Dans le cas de l’offre d’autoformation à distance, le principal besoin suscité est sans doute
celui de flexibilité. Il s’agit d’obtenir une réponse à son besoin de formation quand et où le
stagiaire le souhaite. On rejoint le concept de « Just In Time Open learning » testé dans un
projet Européen du même nom (Lewis, 1995). La réponse à un tel besoin suppose : une
activité de recherche-développement permanente qui analyse les besoins des apprenants,
conçoive et réalise les modules de cours et les adapte ainsi que la formation et l’animation
d’une équipe de tuteurs.
- Analyse des conditions d’accès aux ordinateurs Cette condition d’accessibilité aux
ressources est largement mentionnée dans la littérature. Cependant, le risque est grand de la
laisser à la seule responsabilité de l’apprenant.
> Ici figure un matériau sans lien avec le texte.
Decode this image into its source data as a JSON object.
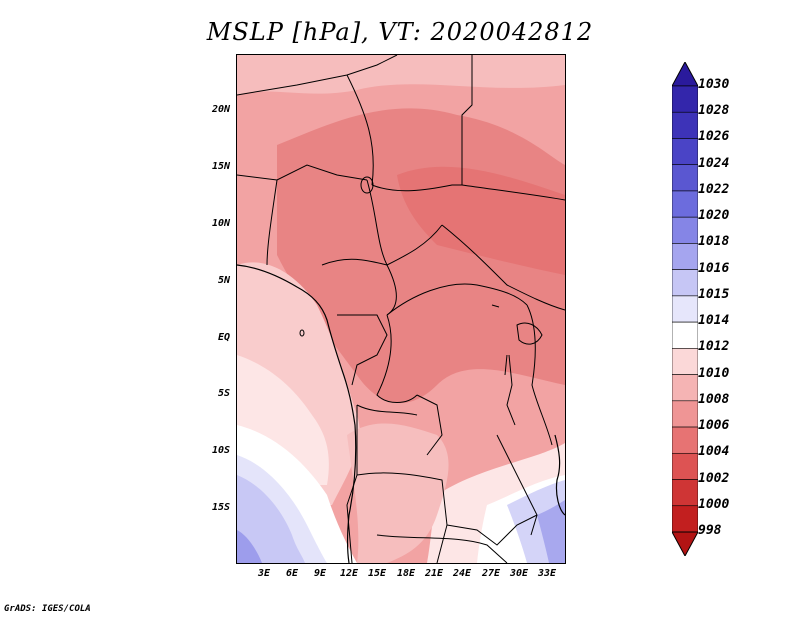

Dans le cas décrit, l’apprenant devrait pouvoir
accéder aisément à un ordinateur muni d’un modem pour la connexion Internet. Il devrait
pouvoir télécharger certaines parties du cours pour limiter l’investissement financier et
bénéficier d’une préparation technique et méthodologique préalable.
Selon sa manière
d’apprendre, l’apprenant devrait, en outre, accéder à la formation, à sa meilleure convenance,
à son domicile, sur son lieu de travail ou au centre de ressource.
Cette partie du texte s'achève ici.